You may also see refined coconut oil, which refers to machine-pressed dried coconut meat that has been heated to remove the odor and bleached to create a flavorless and odorless product that has a higher smoke point of 400 to 450 degrees Fahrenheit (204 to 232 degrees Celsius).

It's also possible you'll see partially hydrogenated coconut oil which hydrogenates or partially hydrogenates the small amount of unsaturated fat in coconut oil. While this extends shelf life and helps it maintain a solid texture in warm temperatures, the process creates trans fats, which you want to avoid.


Read more: What's the Difference Between Coconut Milk and Coconut Oil?

Storing Coconut Oil

If you don't want to refrigerate coconut oil, keep it in an airtight container and store it in a cool dark place. If oxygen gets in, it will break down the coconut oil, which will cause it to go rancid faster than if the coconut oil storage container was airtight.


Keeping coconut oil in the fridge is also an option for storing coconut oil. By keeping it a consistent temperature, you can ensure it stays usable for its entire shelf life. This method however, does make the oil harder, and as such can make it more difficult to use.

If you opt not to refrigerate coconut oil, you don't need a special coconut oil storage container. If you notice it turns to liquid, don't worry. Its low melting point of 76 degrees Fahrenheit (24 degrees Celsius) means that it will be liquid most of the time. When properly stored, you can expect it to last anywhere from 12 to 24 months.



Read more: Despite How Good It Sounds, Coconut Oil Can Have Its Downsides

Common Coconut Oil Uses

Because of the many health benefits of coconut oil, it has a variety of uses. According to MedlinePlus, it is used by mouth for a number of conditions such as chronic fatigue, heart disease, Crohn's disease and diabetes.

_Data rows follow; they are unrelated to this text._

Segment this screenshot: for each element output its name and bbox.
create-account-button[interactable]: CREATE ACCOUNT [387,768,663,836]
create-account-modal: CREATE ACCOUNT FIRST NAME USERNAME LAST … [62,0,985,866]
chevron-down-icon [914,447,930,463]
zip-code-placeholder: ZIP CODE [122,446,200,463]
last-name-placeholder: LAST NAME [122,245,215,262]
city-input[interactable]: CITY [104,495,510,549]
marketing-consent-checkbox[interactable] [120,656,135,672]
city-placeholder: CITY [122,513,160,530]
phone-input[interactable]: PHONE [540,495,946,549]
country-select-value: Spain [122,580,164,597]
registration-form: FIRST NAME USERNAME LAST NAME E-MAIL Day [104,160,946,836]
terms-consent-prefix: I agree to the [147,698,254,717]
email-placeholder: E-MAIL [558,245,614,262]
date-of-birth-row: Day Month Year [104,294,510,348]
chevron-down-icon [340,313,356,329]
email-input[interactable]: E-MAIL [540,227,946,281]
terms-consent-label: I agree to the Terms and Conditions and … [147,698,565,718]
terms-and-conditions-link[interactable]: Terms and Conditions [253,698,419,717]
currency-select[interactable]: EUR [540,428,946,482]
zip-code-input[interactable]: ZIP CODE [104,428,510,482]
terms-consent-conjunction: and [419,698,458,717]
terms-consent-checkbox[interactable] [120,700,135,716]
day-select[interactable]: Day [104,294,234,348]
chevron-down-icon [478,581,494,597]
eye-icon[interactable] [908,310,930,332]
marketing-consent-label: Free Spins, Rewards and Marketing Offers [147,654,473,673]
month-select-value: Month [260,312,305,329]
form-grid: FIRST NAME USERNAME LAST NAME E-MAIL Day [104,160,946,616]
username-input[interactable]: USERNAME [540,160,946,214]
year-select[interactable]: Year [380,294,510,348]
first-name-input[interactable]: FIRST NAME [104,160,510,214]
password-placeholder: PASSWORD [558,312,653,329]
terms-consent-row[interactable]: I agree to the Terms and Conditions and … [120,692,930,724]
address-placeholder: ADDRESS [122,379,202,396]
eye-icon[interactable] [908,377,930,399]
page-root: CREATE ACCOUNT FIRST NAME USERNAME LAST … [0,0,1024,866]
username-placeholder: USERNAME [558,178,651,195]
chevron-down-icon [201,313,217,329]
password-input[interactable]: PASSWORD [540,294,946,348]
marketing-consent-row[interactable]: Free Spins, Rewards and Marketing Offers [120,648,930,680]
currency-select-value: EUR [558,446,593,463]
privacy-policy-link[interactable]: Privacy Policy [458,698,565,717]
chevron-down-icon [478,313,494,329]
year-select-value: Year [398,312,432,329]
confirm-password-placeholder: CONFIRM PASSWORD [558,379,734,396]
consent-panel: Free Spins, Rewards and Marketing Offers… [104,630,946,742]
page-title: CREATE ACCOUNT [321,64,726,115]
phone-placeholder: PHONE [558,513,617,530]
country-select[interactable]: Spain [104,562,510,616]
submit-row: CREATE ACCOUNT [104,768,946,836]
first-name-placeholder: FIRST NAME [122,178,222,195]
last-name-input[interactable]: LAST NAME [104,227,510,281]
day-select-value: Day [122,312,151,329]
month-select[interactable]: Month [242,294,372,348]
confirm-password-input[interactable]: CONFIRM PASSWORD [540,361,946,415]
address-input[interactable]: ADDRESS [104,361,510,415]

It is often applied directly to the skin as a moisturizer to treat eczema and psoriasis. It is also used in hair products to protect the hair from damage and may be used to treat head lice.

While Medline Plus reports that the Natural Medicines Comprehensive Database rates coconut oil as possibly effective for eczema, other coconut oil uses such as treating obesity through weight loss, stopping diarrhea, improving heart disease and easing chronic fatigue have insufficient evidence to rate its effectiveness.


According to Harvard Health Publishing, coconut oil contains about 90 percent saturated fat, which is higher than butter or lard. Too much saturated fat in the diet is unhealthy because of the increased risk of raising LDL, or bad cholesterol. While it may also raise the good levels of cholesterol or HDL, it's something you should use occasionally.